• ill. 1. Joseph Guichard, Autoportrait, Salon de 1833. Huile sur toile, 131 x 98 cm. Lyon, musée des Beaux-Arts.

Malgré une carrière parisienne, avec des succès qui l’ont fait remarquer d’Adolphe Thiers et d’Alexandre Dumas et qui lui ont valu des commandes publiques, la postérité de Joseph Guichard s’est réduite aux limites de sa ville natale1. Élève de Révoil et Richard à l’École de dessin de Lyon à partir de 1818, il fréquente également la classe du sculpteur Legendre-Héral en 1824, où il sympathise avec Hippolyte et Paul Flandrin. Il gagne Paris en 1827 et rejoint son ami Chenavard dans l’atelier d’Ingres. Entré à l’École des beaux-arts sur la recommandation de ce dernier l’année suivante, il introduit à son tour les Flandrin dans l’atelier du maître, en 1829, qui devaient donner une si profonde résonance à son école. Moins dogmatique que ces frères en ingrisme et d’un tempérament plus fougueux, Guichard va chercher simultanément chez Delacroix la science du coloris dont il éprouve le manque dans l’enseignement d’Ingres. Résultat de cette double influence, Le Rêve d’amour (Lyon, musée des Beaux-Arts), qu’il expose au Salon de 1833, obtient un beau succès critique et lui attire les faveurs de l’État. Chargé par Adolphe Thiers de
copier la Descente de Croix de Daniele da Volterra dans l’église de la Trinité-des-Monts, à Rome, Guichard devient dès lors, et pour les trois décennies qui vont suivre, un artiste officiel, chargé de grandes commandes
décoratives religieuses et profanes. Nommé professeur à l’École des beaux-arts de Lyon en 1862, son libéralisme artistique séduit les élèves en même temps qu’il déplaît au directeur Caruelle d’Aligny et à ses collègues. Son influence est combattue, de même que sa nomination au poste de directeur de l’École en 1871, qui lui est presque immédiatement retiré. Aux compensations qu’il obtiendra (titre de directeur honoraire, poste de professeur, jouissance d’un atelier dans le palais Saint-Pierre) avec l’appui de Charles Blanc, directeur de l’administration des Beaux-Arts, s’ajoutera en 1876 la charge de conservateur des peintures du musée de Lyon nouvellement réorganisé.

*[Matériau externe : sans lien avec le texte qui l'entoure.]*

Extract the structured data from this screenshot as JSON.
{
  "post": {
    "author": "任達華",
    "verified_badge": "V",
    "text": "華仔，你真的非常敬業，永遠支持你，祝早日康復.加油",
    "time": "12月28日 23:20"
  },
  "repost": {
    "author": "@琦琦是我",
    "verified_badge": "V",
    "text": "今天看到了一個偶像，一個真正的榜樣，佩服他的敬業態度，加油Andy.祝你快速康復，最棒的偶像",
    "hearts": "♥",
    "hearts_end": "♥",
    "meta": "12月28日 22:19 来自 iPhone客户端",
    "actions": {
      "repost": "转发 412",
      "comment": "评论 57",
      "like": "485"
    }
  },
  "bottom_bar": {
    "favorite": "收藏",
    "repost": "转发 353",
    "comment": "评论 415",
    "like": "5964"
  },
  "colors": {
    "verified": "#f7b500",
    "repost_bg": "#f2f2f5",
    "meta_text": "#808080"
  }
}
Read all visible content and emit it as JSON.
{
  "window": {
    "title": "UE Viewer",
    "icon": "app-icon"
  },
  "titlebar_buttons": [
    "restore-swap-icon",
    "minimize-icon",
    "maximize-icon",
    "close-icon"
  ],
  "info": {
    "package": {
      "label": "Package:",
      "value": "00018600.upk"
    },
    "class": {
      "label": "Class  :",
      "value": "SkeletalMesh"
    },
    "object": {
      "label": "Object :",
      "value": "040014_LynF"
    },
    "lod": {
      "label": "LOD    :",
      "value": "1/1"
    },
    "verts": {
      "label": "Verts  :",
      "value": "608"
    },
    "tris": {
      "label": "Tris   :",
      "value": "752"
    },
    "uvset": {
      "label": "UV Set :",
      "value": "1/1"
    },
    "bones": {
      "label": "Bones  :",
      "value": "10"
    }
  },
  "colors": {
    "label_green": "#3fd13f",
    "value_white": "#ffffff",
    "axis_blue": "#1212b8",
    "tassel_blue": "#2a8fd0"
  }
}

La stratégie artistique de Guichard, qui récolte les bénéfices de son appartenance à l’atelier d’Ingres (privilégié dans l’attribution des commandes religieuses),
tout en jouissant de l’image d’un novateur par son adhésion au romantisme, est la preuve d’un incontestable entregent. Lors du Salon de 1833, son sens de l’autopromotion a d’ailleurs pu être perçu comme une démonstration de vanité. À côté de La Mauvaise Pensée (Lyon, musée des Beaux-Arts), où il s’était représenté dans le rôle de Faust tourmenté par Méphistophélès, l’artiste exposait son autoportrait (ill. 1), qui ne fut pas épargné par Laviron et Galbaccio, lesquels s’en prenaient, il est vrai, à l’influence « pernicieuse sinon meurtrière » d’Ingres. Ainsi le cas de Guichard était-il introduit par la critique de ses élèves qui avaient tous la prétention de « parader avec leur portrait » : « Personne ne reconnaîtrait l’oeil observateur d’un peintre dans le regard farouche qu’il [Amaury-Duval] s’est donné, et que toute l’école de M. Ingres paraît affectionner d’une façon toute particulière ; car on le retrouve partout dans les portraits de ses élèves, et surtout dans celui de M. Guichard où il est porté à l’exagération la plus bouffonne. Tout le portrait de cet artiste est d’une forfanterie et d’une prétention remarquables, il semble dire à tous les passans : Regardez, c’est moi le peintre ; mais personne ne soutiendra sans baisser la paupière l’éclat de mon regard d’aigle2. »

L’autoportrait de 1829 les aurait sans aucun doute confortés dans leur jugement, tant Guichard y a outré son expression hallucinée. Toutes les données du tableau d’ailleurs trahissent la volonté d’être original : l’arrière-plan nocturne évoquant un paysage polaire, le jour blafard qui, en mettant le profil dans l’ombre, accentue l’air paranoïaque de la figure, le liseré de lumière sur son contour accusant l’artificialité du montage (le modèle ne semble pas appartenir à l’espace qu’il s’est donné pour environnement), le geste affecté de la main, les cheveux noirs plaqués en forme de calot Renaissance… La posture d’artiste que le peintre de vingt-cinq ans s’est composée est à prendre au second degré. (M.K.)

 

 

 

 

1. Voir Chazelle, 1992.
2. Gabriel Laviron et Bruno Galbaccio, Le Salon de 1833, Paris, p. 187-188.